I am a believer ;) and when people realize that UTF-8 is the way to
go, the pesky problems will vanish. Believe me today with ANSI

Today I have to check/detect the encoding of input files created
by users on different windows machines and do the conversions.
And checking if data is valid UTF-8 is IMO an easier task.

Most people here use windows1252 that is not so different
from ASCII so even if something gets garbled it can be rescued.
I can't imagine what it is like in countries that have to deal with
semitic languages, chinese/japanese/korean ideograms, etc.
...
...
*Scenario B:*
How is that different from what we've got today, except that the utf*_t
classes will make converting to and from different string types, and
validating the UTF code, a little easier and more automatic?
Exactly, and I think that we agree that the current status is far from
ideal. The automatic conversions would (probably) be OK but
introducing yet another string class is not.
...
...
Also half of the cpu time assigned to running that application will
be wasted on useless string transcoding. And half of the memory will
be occupied with useless transcoding-related code and data.
I think that's a bit of an exaggeration. :-) As more libraries move to
Yes, sorry I could not resist :)
...
the assumption that std::string == UTF-8, the need (and code) for
transcoding will silently vanish. Eventually, utf8_t will just be a
statement by the programmer that the data contained within is
guaranteed to be valid UTF-8, enforced by the class -- something that
would require at minimum an extra call if using std::string, one that
could be forgotten and open up the program to exploits.
Yes but why do not enforce it "organizationally" with the power
and influence Boost has. Again I know that it would break a lot
of stuff but really are all those people that now use std::string ready
to change all their code to use utf8_t instead ? Which will involve
more work ? I'm convinced that it will be the latter, but I can be wrong.

And many people already *do* use std::string for UTF-8 and are
doing the "right" (sorry :)) thing, by introducing utf8_t we are "punishing"
them because we want them, for the sake of people which still dwell
on ANSI, to change their code. IMO we should do the opposite.
...
...
[...] - Once we overcome the troubled period of transition everything
will be just great. No headaches related to file encoding detection
and transcoding.
It's the getting-there part that I'm concerned about.

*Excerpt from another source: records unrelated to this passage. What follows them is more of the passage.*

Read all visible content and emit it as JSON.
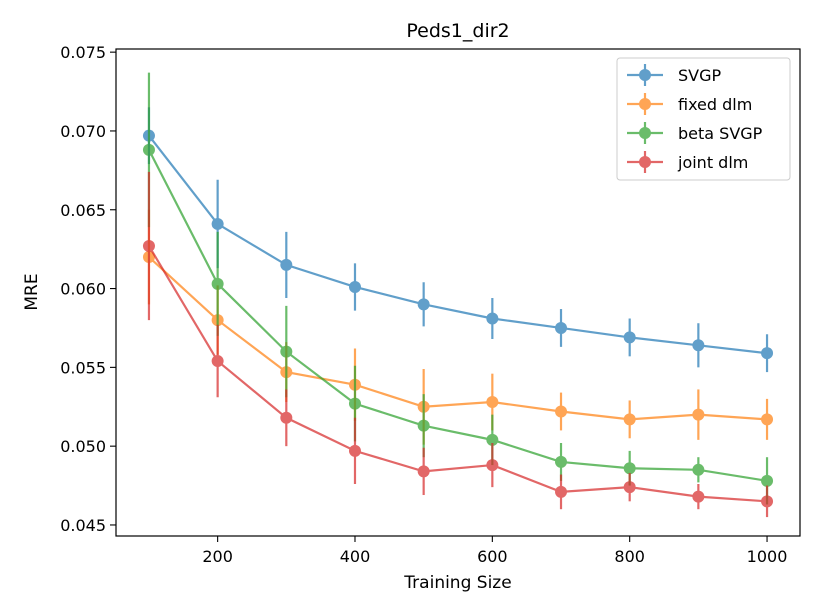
{
  "chart_data": {
    "type": "line",
    "title": "Peds1_dir2",
    "xlabel": "Training Size",
    "ylabel": "MRE",
    "xlim": [
      52,
      1048
    ],
    "ylim": [
      0.0443,
      0.0752
    ],
    "xticks": [
      200,
      400,
      600,
      800,
      1000
    ],
    "xtick_labels": [
      "200",
      "400",
      "600",
      "800",
      "1000"
    ],
    "yticks": [
      0.045,
      0.05,
      0.055,
      0.06,
      0.065,
      0.07,
      0.075
    ],
    "ytick_labels": [
      "0.045",
      "0.050",
      "0.055",
      "0.060",
      "0.065",
      "0.070",
      "0.075"
    ],
    "legend_position": "top-right",
    "x": [
      100,
      200,
      300,
      400,
      500,
      600,
      700,
      800,
      900,
      1000
    ],
    "series": [
      {
        "name": "SVGP",
        "color": "#1f77b4",
        "values": [
          0.0697,
          0.0641,
          0.0615,
          0.0601,
          0.059,
          0.0581,
          0.0575,
          0.0569,
          0.0564,
          0.0559
        ],
        "errors": [
          0.0018,
          0.0028,
          0.0021,
          0.0015,
          0.0014,
          0.0013,
          0.0012,
          0.0012,
          0.0014,
          0.0012
        ]
      },
      {
        "name": "fixed dlm",
        "color": "#ff7f0e",
        "values": [
          0.062,
          0.058,
          0.0547,
          0.0539,
          0.0525,
          0.0528,
          0.0522,
          0.0517,
          0.052,
          0.0517
        ],
        "errors": [
          0.003,
          0.0022,
          0.0019,
          0.0023,
          0.0024,
          0.0018,
          0.0012,
          0.0012,
          0.0016,
          0.0013
        ]
      },
      {
        "name": "beta SVGP",
        "color": "#2ca02c",
        "values": [
          0.0688,
          0.0603,
          0.056,
          0.0527,
          0.0513,
          0.0504,
          0.049,
          0.0486,
          0.0485,
          0.0478
        ],
        "errors": [
          0.0049,
          0.0033,
          0.0029,
          0.0024,
          0.002,
          0.0016,
          0.0012,
          0.0011,
          0.0008,
          0.0015
        ]
      },
      {
        "name": "joint dlm",
        "color": "#d62728",
        "values": [
          0.0627,
          0.0554,
          0.0518,
          0.0497,
          0.0484,
          0.0488,
          0.0471,
          0.0474,
          0.0468,
          0.0465
        ],
        "errors": [
          0.0047,
          0.0023,
          0.0018,
          0.0021,
          0.0015,
          0.0014,
          0.0011,
          0.0009,
          0.0008,
          0.001
        ]
      }
    ]
  }
}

Me too, but again many other people already pointed out
that a large portion of the code is completely encoding agnostic
so there would be no impact if we stayed with std::string. There
would be, if we add utf8_t.
...
...
Think about what will happen after we accept IPV6 and drop IPV4. The
process will be painful but after it is done, there will be no more
NAT, and co. and the whole network infrastructure will be simplified.
That's a problem I've been watching carefully for many years now, and I
don't see that happening. ISPs will switch to IPv6 (because they have
to), and make it possible for their customers to stay on IPv4, so their
customers *will* stay on IPv4 because it's cheaper. And if they stay
with IPv4, there won't be any impetus for consumer electronics
companies to make their equipment IPv6-compatible because consumers
won't care about it. Without consumer demand, it won't get done for
years, maybe a decade or more.
That's what I see happening with std::string and UTF-8 as well.

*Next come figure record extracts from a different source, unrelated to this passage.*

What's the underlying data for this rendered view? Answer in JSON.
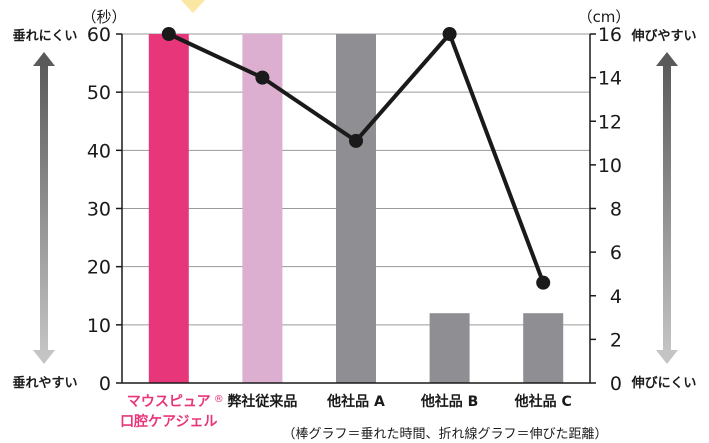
{
  "chart_data": {
    "type": "bar",
    "categories": [
      {
        "line1": "マウスピュア",
        "mark": "®",
        "line2": "口腔ケアジェル"
      },
      {
        "line1": "弊社従来品",
        "mark": "",
        "line2": ""
      },
      {
        "line1": "他社品 A",
        "mark": "",
        "line2": ""
      },
      {
        "line1": "他社品 B",
        "mark": "",
        "line2": ""
      },
      {
        "line1": "他社品 C",
        "mark": "",
        "line2": ""
      }
    ],
    "series": [
      {
        "type": "bar",
        "axis": "left",
        "values": [
          60,
          60,
          60,
          12,
          12
        ],
        "colors": [
          "#e8367a",
          "#dcafd0",
          "#8f8f93",
          "#8f8f93",
          "#8f8f93"
        ]
      },
      {
        "type": "line",
        "axis": "right",
        "values": [
          16,
          14,
          11.1,
          16,
          4.6
        ],
        "color": "#1a1a1a"
      }
    ],
    "left_axis": {
      "unit": "（秒）",
      "ylim": [
        0,
        60
      ],
      "ticks": [
        0,
        10,
        20,
        30,
        40,
        50,
        60
      ],
      "top_label": "垂れにくい",
      "bottom_label": "垂れやすい"
    },
    "right_axis": {
      "unit": "（cm）",
      "ylim": [
        0,
        16
      ],
      "ticks": [
        0,
        2,
        4,
        6,
        8,
        10,
        12,
        14,
        16
      ],
      "top_label": "伸びやすい",
      "bottom_label": "伸びにくい"
    },
    "note": "（棒グラフ＝垂れた時間、折れ線グラフ＝伸びた距離）",
    "grid": true,
    "highlight_color": "#e8367a"
  }
}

Yes, people (me included) are resistant to big changes event for the better.
But I've learned that I should always consider the long-term impact.
...
...
- Creating another string class, which, let us face it, not everybody
will accept even with the Boost influence unless it becomes standard.
That's the beauty of it -- not everybody *needs* to accept it. Just the
people who write code that isn't encoding-agnostic. Boost.FileSystem
might provide a utf16_t overload for Windows, for instance, so that it
can automatically convert strings in other UTF types. But I see no
reason it would lose the existing interface.

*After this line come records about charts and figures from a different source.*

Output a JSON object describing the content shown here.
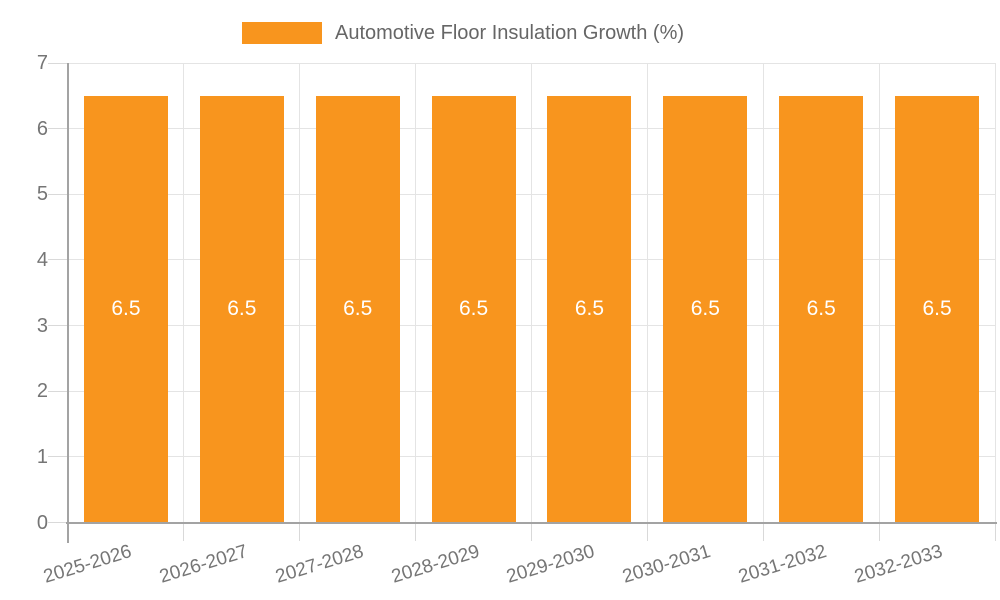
{
  "chart_data": {
    "type": "bar",
    "title": "Automotive Floor Insulation Growth (%)",
    "categories": [
      "2025-2026",
      "2026-2027",
      "2027-2028",
      "2028-2029",
      "2029-2030",
      "2030-2031",
      "2031-2032",
      "2032-2033"
    ],
    "values": [
      6.5,
      6.5,
      6.5,
      6.5,
      6.5,
      6.5,
      6.5,
      6.5
    ],
    "value_labels": [
      "6.5",
      "6.5",
      "6.5",
      "6.5",
      "6.5",
      "6.5",
      "6.5",
      "6.5"
    ],
    "xlabel": "",
    "ylabel": "",
    "ylim": [
      0,
      7
    ],
    "yticks": [
      0,
      1,
      2,
      3,
      4,
      5,
      6,
      7
    ],
    "grid": true,
    "legend_position": "top-center",
    "legend_label": "Automotive Floor Insulation Growth (%)"
  },
  "colors": {
    "bar": "#f8951e",
    "value_label": "#ffffff",
    "grid": "#e4e4e4",
    "axis": "#a3a3a3",
    "tick": "#d9d9d9",
    "axis_text": "#757575",
    "legend_text": "#666666"
  }
}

So you suggest that for example in the STL there would be
(for example) besides the existing fstream and wfstream also
a third "ufstream". I think that we actually should be reducing
the interface not expanding it (yes I hear it ... "breaking changes!" :)).
...
...
- We will abandon std::string and be stuck with utf8_t which I
*personally* already dislike :)
Any technical reason why, other than what you've already written?
Besides the ugly name and that is a new class ? No :)
...
I hate to point this out, but people are *already* using other
programming languages. :-) C++ isn't new or sexy, and has some
pain-points (though many of the most egregious ones will be solved with
C++0x). Unicode handling is one of them, and in my opinion, the utf*_t
types will only ease that.
And the solution is long overdue. And creating utf8_t is just putting
the problem away, not solving it really.